We had taken provisions with us, and did not get home until nine o’clock, tired out, but so happy! My mother followed us in the carriage. She must be interested and have a little variety at any price; the death of her friend (the mother of our sister) has greatly impressed her. “It is,” she says, “the herald to warn me of the approach of my own death.” May God spare her to us!
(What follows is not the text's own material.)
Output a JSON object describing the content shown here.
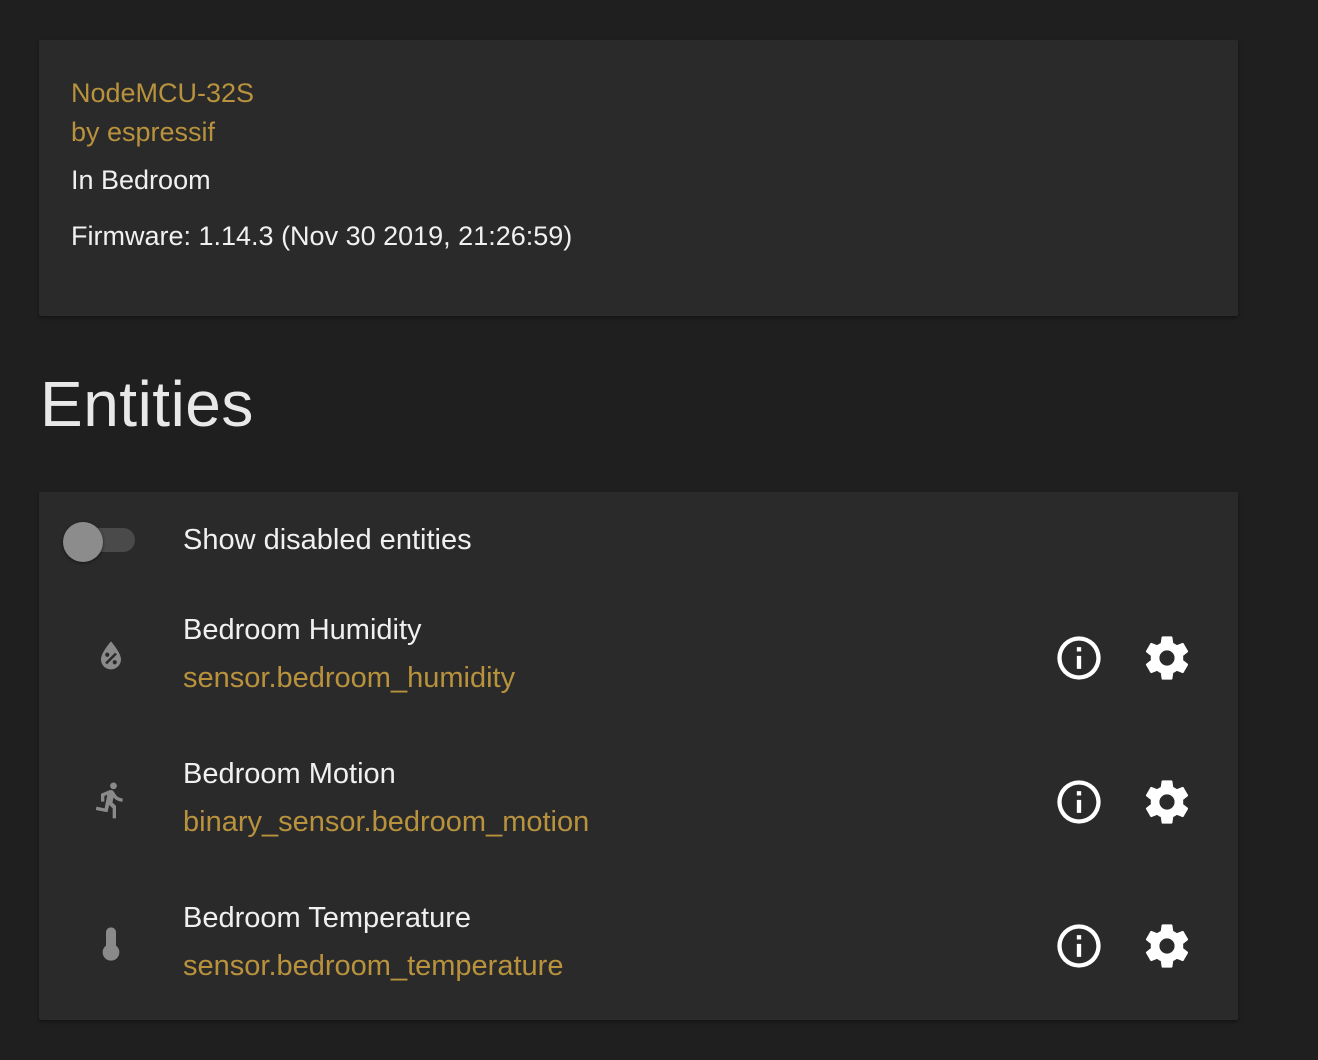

Yesterday, soon after day-break, the carriages were in readiness in front of the entrance for a visit to the old divor, as the Poles would call it: a sort of pilgrimage … to the saint of the sea-coast. It is so distant that we accepted an invitation to stay the night, and are come home this evening, not at all fatigued. We are to go there again, but have meanwhile obtained a kind promise. The châtelaine of the lake will be here on the 2d of July. How shall I describe her to you? On our way back we were speaking of the prestige of beauty, and Adrien quoted the words of an educational professor who says: “I have passionately loved both nature and study; the fine arts have also made me feel the power of their charms; but among all things under the sun I have found nothing comparable to man when he unites noble sentiments to physical beauty. He is truly the chef-d’œuvre of the creation.” “I have often thought,” observed René, “that, God being infinite and sovereign Beauty, physical beauty is a reflection of the divine. Without sin man would never have been ugly or plain. We have in the soul the instinct of

beauty, the love of the beautiful under every form; and although we say and know very well that human beauty passes in a day, that it is nothing, nevertheless there is no one living who has not some time in his life experienced the unique and irresistible charm which is shed around her by a creature who to high qualities of mind and heart joins the attraction of beauty and regularity of countenance.” And my mother: “The saints have a kind of beauty which I prefer to every other; it is like a transfiguration. This miserable mortal envelope which covers the soul becomes in some sort transparent, so that one can see the peace, the calm and serenity, of this interior in which God dwells by his grace and love. The sight of a saint is a foretaste of Paradise. Oh! how beautiful must the angels be. Why cannot our mortal eyes behold those who are here, near to us?” “As Lamartine says,” added Marcella:

“Tout mortel a le sien; cet ange protecteur,

Cet invisible ami veille autour de son cœur;

L’inspire, le conduit, le relève s’il tombe,

Le reçoit au berceau, l’accompagne à la tombe,

Et portant dans les cieux, son âme entre ses mains,

La présente en tremblant au Maître des humains.”[120]

Dear Kate, do you not love these pious natures amongst whom God has placed me? “Great souls, great souls,” exclaimed a bishop—“I seek them, but I find them not; I call them, and none answer!” Yet some there are in France, and especially in Brittany.